I read two things about reactions to Moore's movie that stayed with me, one apt, the other sad. A reviewer, and I don't have the link now, said that one of his peers turned to him and said, "I hate him because he makes my arguments badly." And one moviegoer's reaction on the way out of a screening for Fahrenheit 9/11 was, "I don't even want to live in America anymore."

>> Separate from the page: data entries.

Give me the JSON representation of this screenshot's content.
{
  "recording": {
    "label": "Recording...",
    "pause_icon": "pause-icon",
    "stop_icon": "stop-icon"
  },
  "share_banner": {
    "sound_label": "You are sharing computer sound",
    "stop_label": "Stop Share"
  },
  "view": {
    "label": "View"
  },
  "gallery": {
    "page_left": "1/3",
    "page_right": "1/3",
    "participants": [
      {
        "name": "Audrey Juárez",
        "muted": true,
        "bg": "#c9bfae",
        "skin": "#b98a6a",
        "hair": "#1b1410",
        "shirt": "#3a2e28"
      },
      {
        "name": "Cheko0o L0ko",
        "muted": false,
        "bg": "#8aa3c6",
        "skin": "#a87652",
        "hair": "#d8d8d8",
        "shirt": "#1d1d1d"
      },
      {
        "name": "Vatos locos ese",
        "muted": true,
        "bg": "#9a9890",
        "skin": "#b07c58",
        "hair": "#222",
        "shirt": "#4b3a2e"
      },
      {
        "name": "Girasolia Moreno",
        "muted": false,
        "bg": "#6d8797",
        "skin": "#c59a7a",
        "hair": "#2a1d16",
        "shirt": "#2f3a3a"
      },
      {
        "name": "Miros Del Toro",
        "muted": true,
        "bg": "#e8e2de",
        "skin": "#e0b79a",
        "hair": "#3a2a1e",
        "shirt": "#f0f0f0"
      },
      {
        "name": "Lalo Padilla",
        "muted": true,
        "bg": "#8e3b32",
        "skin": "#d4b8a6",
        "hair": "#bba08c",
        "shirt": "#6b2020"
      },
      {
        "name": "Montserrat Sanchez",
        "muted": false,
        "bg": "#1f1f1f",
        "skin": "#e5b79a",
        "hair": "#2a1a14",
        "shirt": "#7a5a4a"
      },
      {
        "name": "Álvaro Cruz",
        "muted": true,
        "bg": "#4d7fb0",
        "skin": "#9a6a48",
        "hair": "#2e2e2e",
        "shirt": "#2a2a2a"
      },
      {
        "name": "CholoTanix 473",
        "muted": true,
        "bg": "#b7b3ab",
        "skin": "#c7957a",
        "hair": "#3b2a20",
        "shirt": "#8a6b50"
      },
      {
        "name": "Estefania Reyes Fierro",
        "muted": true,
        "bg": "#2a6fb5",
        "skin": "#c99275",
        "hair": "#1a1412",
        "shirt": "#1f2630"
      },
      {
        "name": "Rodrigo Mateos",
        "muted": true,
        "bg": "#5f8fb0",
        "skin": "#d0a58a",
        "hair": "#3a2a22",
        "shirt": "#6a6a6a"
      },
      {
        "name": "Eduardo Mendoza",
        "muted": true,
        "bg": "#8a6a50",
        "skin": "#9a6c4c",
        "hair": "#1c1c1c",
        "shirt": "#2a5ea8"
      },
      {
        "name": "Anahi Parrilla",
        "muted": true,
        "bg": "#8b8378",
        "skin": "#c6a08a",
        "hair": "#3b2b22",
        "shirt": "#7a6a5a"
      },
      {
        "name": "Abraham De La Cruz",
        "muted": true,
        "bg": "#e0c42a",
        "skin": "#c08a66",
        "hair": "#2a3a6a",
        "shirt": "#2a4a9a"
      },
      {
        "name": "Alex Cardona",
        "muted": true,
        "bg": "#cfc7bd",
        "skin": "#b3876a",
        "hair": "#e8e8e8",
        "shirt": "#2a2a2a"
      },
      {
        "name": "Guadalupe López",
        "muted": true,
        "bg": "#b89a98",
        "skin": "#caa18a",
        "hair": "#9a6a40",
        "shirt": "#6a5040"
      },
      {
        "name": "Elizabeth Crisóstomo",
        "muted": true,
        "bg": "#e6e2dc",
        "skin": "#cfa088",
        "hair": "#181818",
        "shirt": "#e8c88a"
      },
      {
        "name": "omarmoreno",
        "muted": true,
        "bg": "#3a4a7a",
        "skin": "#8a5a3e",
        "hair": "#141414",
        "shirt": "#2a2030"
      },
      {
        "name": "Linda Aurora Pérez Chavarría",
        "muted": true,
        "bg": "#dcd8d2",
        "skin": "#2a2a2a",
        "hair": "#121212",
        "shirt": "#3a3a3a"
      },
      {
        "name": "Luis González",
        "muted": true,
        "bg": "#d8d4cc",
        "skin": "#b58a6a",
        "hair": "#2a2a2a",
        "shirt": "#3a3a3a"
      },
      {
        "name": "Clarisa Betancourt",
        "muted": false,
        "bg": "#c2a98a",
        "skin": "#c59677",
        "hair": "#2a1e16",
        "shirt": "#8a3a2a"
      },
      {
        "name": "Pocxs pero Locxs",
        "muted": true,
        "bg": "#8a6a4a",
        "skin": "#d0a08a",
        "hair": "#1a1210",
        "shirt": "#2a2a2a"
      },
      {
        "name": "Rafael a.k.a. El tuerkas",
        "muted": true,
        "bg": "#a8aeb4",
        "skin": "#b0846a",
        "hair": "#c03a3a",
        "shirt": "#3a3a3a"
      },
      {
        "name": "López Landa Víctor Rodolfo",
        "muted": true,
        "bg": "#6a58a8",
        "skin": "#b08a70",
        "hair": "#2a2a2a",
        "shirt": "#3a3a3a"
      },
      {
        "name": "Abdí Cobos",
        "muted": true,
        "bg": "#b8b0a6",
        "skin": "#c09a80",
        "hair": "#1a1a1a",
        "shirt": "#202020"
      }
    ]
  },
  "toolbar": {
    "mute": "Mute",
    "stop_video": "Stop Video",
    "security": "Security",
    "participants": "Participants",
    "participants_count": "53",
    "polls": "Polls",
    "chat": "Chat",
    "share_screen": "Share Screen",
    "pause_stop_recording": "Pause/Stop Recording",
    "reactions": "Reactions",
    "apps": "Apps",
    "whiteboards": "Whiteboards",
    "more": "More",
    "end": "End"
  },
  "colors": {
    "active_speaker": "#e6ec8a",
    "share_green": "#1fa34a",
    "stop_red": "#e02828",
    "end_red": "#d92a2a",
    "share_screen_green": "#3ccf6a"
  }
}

Here's a good test of fairness, and then I'll be done with politics. What does George W. Bush do well? What did William Jefferson Clinton do well? If you can't come up with an answer to both questions, you probably don't have much intellectual integrity in the political arena.

Friday, June 25, 2004

We trust our lives to the convention of driving to one side of a thin painted line.

Friday, June 18, 2004


I just read that Around the World in 80 Days is already a flop, on its opening day. I see some justice in that. I watched the trailer and was appalled, and found myself thinking, "C'mon Disney, this used to be a decent adventure novel."

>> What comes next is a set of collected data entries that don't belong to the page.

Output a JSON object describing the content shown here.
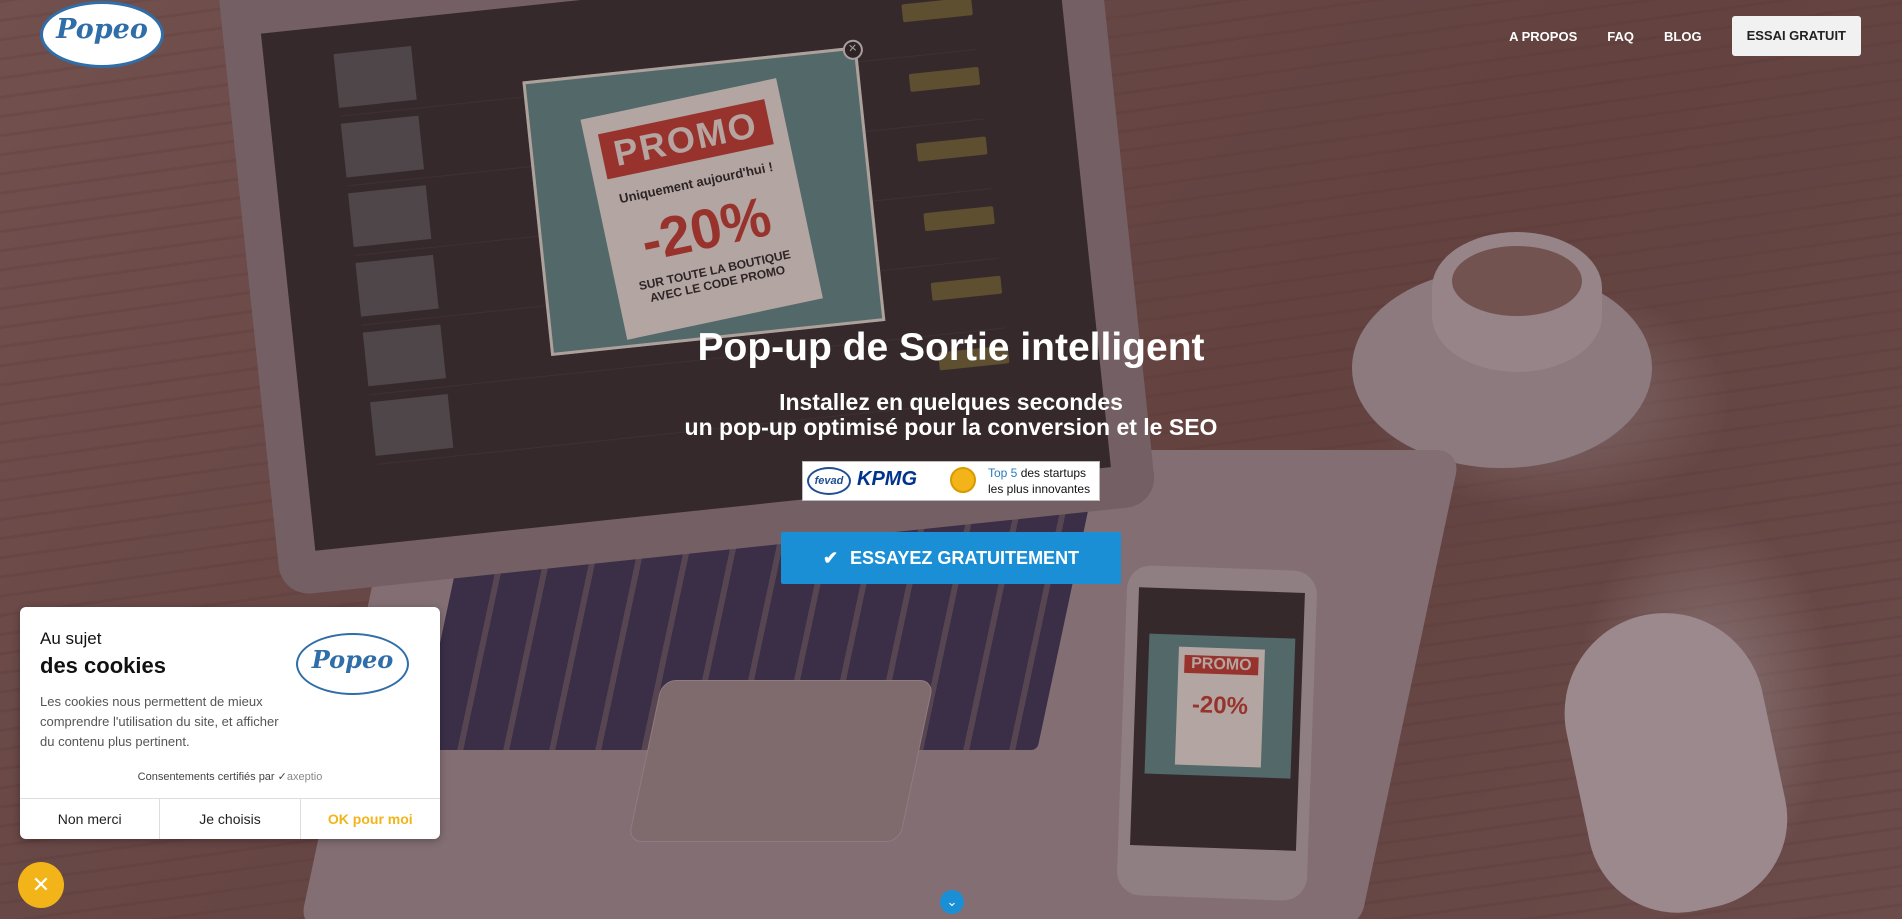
{
  "header": {
    "logo_text": "Popeo",
    "nav": [
      "A PROPOS",
      "FAQ",
      "BLOG"
    ],
    "cta": "ESSAI GRATUIT"
  },
  "hero": {
    "title": "Pop-up de Sortie intelligent",
    "subtitle_line1": "Installez en quelques secondes",
    "subtitle_line2": "un pop-up optimisé pour la conversion et le SEO",
    "badge": {
      "fevad": "fevad",
      "kpmg": "KPMG",
      "top5": "Top 5",
      "line1_rest": " des startups",
      "line2": "les plus innovantes"
    },
    "cta": "ESSAYEZ GRATUITEMENT"
  },
  "mockup": {
    "promo_tag": "PROMO",
    "promo_sub": "Uniquement aujourd'hui !",
    "promo_big": "-20%",
    "promo_foot": "SUR TOUTE LA BOUTIQUE AVEC LE CODE PROMO",
    "phone_promo_tag": "PROMO",
    "phone_promo_big": "-20%"
  },
  "cookie": {
    "title_line1": "Au sujet",
    "title_line2": "des cookies",
    "logo_text": "Popeo",
    "body": "Les cookies nous permettent de mieux comprendre l'utilisation du site, et afficher du contenu plus pertinent.",
    "cert_prefix": "Consentements certifiés par",
    "cert_brand": "axeptio",
    "buttons": [
      "Non merci",
      "Je choisis",
      "OK pour moi"
    ]
  },
  "colors": {
    "accent_blue": "#1a8fd6",
    "cookie_yellow": "#f2b418",
    "logo_blue": "#2f6ea8"
  },
  "icons": [
    "check-icon",
    "close-icon",
    "chevron-down-icon"
  ]
}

All Disney seems able to do these days is turn things into the Disney brand name. I guess the exception was Pirates of the Caribbean, but I credit that largely to the cast. Don't go see this and encourage the ruining of literature.

Monday, June 14, 2004


"I am named, as you may have noticed, after a fruit. I'm not Jane or Sarah or Samantha: I am Peaches. This doesn't make sense to me at all."
--Peaches Geldof, 14, daughter of singer Bob Geldof

Friday, June 11, 2004


The more you learn of art, the more you begin to see the physical world as idea.

It's still just matter, but you begin to identify things like correlation and proximity and mood. You begin to see something less as a single moment just as a camera would snap it, and understand it as existing in time, flattened and interpreted by the lens of the eye and the thought of the brain, effected by direct and reflected light.

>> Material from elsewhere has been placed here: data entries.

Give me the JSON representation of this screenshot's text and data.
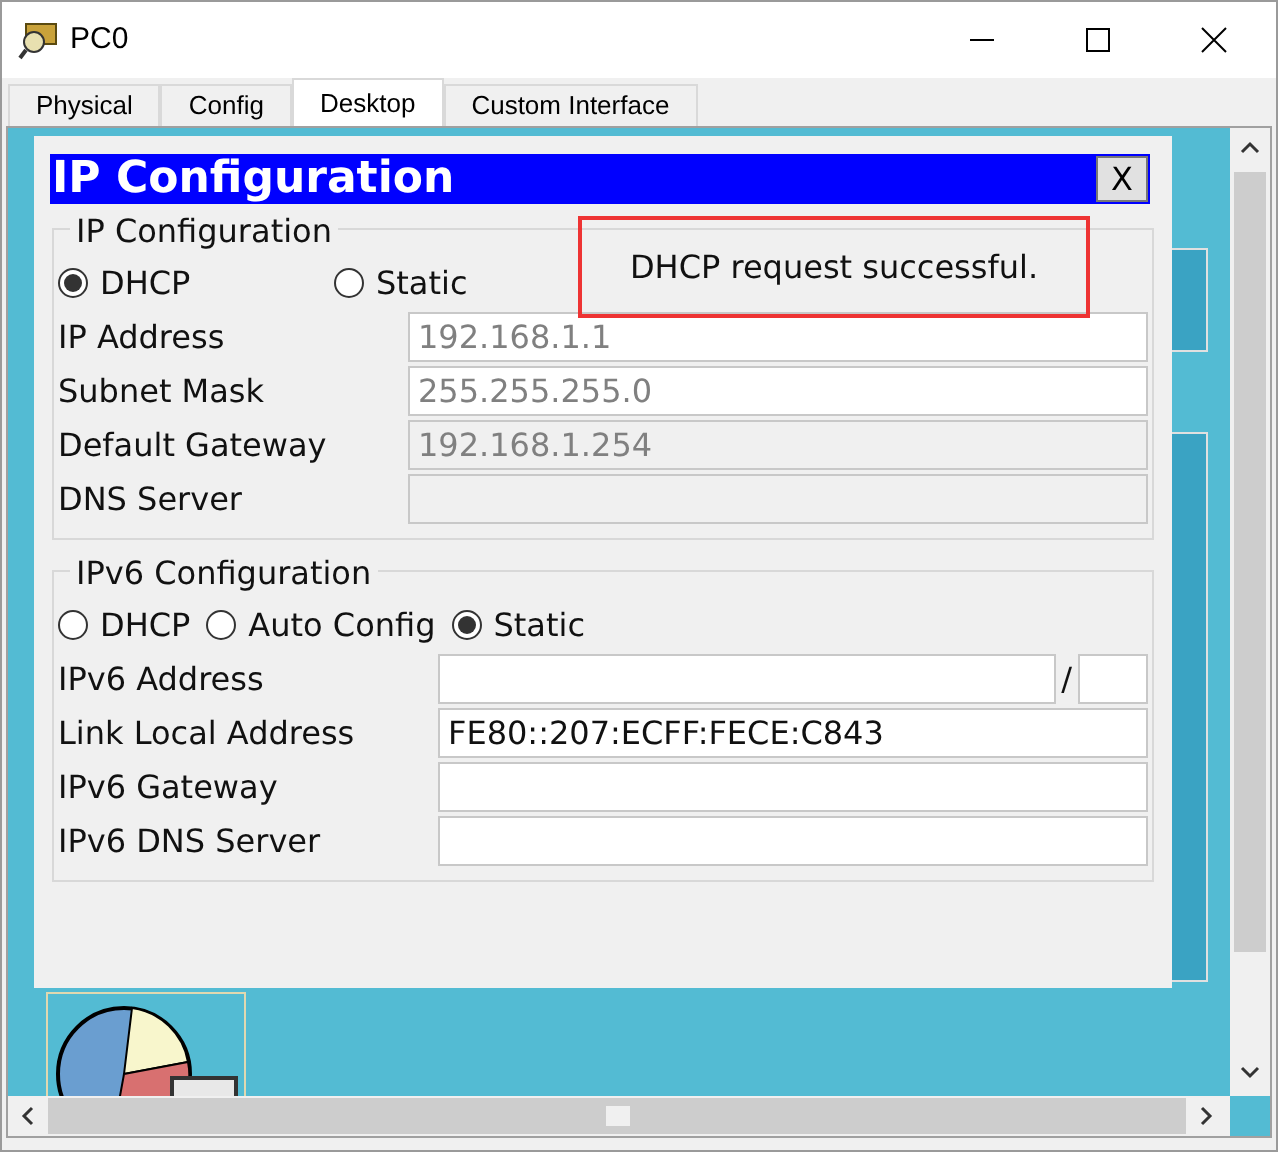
{
  "window": {
    "title": "PC0"
  },
  "tabs": [
    {
      "label": "Physical",
      "selected": false
    },
    {
      "label": "Config",
      "selected": false
    },
    {
      "label": "Desktop",
      "selected": true
    },
    {
      "label": "Custom Interface",
      "selected": false
    }
  ],
  "dialog": {
    "title": "IP Configuration",
    "close": "X",
    "ipv4": {
      "legend": "IP Configuration",
      "message": "DHCP request successful.",
      "modes": [
        {
          "label": "DHCP",
          "selected": true
        },
        {
          "label": "Static",
          "selected": false
        }
      ],
      "fields": [
        {
          "kind": "text",
          "label": "IP Address",
          "value": "192.168.1.1",
          "disabled": false
        },
        {
          "kind": "text",
          "label": "Subnet Mask",
          "value": "255.255.255.0",
          "disabled": false
        },
        {
          "kind": "text",
          "label": "Default Gateway",
          "value": "192.168.1.254",
          "disabled": true
        },
        {
          "kind": "text",
          "label": "DNS Server",
          "disabled": true
        }
      ]
    },
    "ipv6": {
      "legend": "IPv6 Configuration",
      "modes": [
        {
          "label": "DHCP",
          "selected": false
        },
        {
          "label": "Auto Config",
          "selected": false
        },
        {
          "label": "Static",
          "selected": true
        }
      ],
      "fields": [
        {
          "kind": "prefixed",
          "label": "IPv6 Address",
          "separator": "/",
          "disabled": false
        },
        {
          "kind": "text",
          "label": "Link Local Address",
          "value": "FE80::207:ECFF:FECE:C843",
          "disabled": false
        },
        {
          "kind": "text",
          "label": "IPv6 Gateway",
          "disabled": false
        },
        {
          "kind": "text",
          "label": "IPv6 DNS Server",
          "disabled": false
        }
      ]
    }
  }
}
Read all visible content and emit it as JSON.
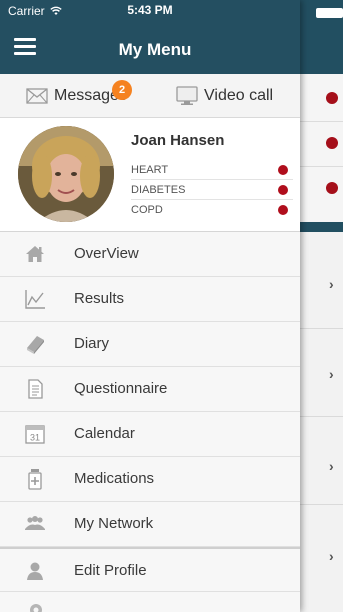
{
  "status_bar": {
    "carrier": "Carrier",
    "time": "5:43 PM"
  },
  "header": {
    "title": "My Menu"
  },
  "actions": {
    "messages_label": "Messages",
    "messages_badge": "2",
    "video_call_label": "Video call"
  },
  "profile": {
    "name": "Joan Hansen",
    "conditions": [
      {
        "label": "HEART",
        "status_color": "#b00e1c"
      },
      {
        "label": "DIABETES",
        "status_color": "#b00e1c"
      },
      {
        "label": "COPD",
        "status_color": "#b00e1c"
      }
    ]
  },
  "menu": {
    "items": [
      {
        "label": "OverView",
        "icon": "home-icon"
      },
      {
        "label": "Results",
        "icon": "chart-icon"
      },
      {
        "label": "Diary",
        "icon": "book-icon"
      },
      {
        "label": "Questionnaire",
        "icon": "document-icon"
      },
      {
        "label": "Calendar",
        "icon": "calendar-icon",
        "icon_text": "31"
      },
      {
        "label": "Medications",
        "icon": "medication-icon"
      },
      {
        "label": "My Network",
        "icon": "people-icon"
      },
      {
        "label": "Edit Profile",
        "icon": "person-icon"
      }
    ]
  },
  "theme": {
    "header_bg": "#244f61",
    "badge_color": "#f58220",
    "status_red": "#b00e1c"
  }
}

People who understand art actually see better, just as people who understand carpentry build better.

Today's roadway lesson: potholes can be big.



Happened on June 10 in Corpus Christi. The driver was okay, and is the one getting hugged.



Thursday, June 03, 2004


[more walk across Michigan excerpts]
There’s a point in the movie Lawrence of Arabia where he’s trying to cross the Aqaba desert. His friend Sherif Ali looks over to find him slumped in the saddle, barely hanging on, and not very conscious. He nudges him. Lawrence looks up, and Sherif warns him: “You were drifting.” I reached that point this afternoon. Without realizing it, I took seven hours to go fourteen miles, and that was with few breaks.

I was focused on my pains, and how difficult it was, and how hot it was. And drifting. I needed the nudge of how long it had taken me, and some time of reflection also to realize that I was drifting. Yes, I have blisters. Yes, I have aches and pains. We all do. I was spending my time worrying about whether I would be able to finish or not. The only time for that is when I am physically incapable of taking another step. If I had a gun to my head, would I be able to finish? I think so. This is what I have trained for, for weeks and months. This is what I have set as a goal for four years. I am well into the second to last day. I think there is some spark of something within my being to enable me to finish, to set aside all of the concerns about difficulty.

Wednesday, June 02, 2004

If you think Moby Dick is essentially a boyish adventure story, you haven’t read it. Out of all the novels I’ve read, it is my favorite, followed by The Winter of Our Discontent The Fixer and Journey to the End of Night, among others. Here’s a couple quotes:

“…Truly to enjoy bodily warmth, some small part of you must be cold, for there is no quality in this world that is not what it is merely by contrast.”

“Whenever I find myself growing grim about the mouth; whenever it is a damp, drizzly November in my soul; whenever I find myself involuntarily pausing before coffin warehouses, and bringing up the rear of every funeral I meet; and especially whenever my hypos get such an upper hand of me, that it requires a strong moral principle to prevent me from deliberately stepping into the street, and methodically knocking people's hats off--then, I account it high time to get to sea as soon as I can."

The dictionary gives “hypos” as short for either hypochondrias or hypodermic needles. Since Melville was not a junkie, we’ll assume the former.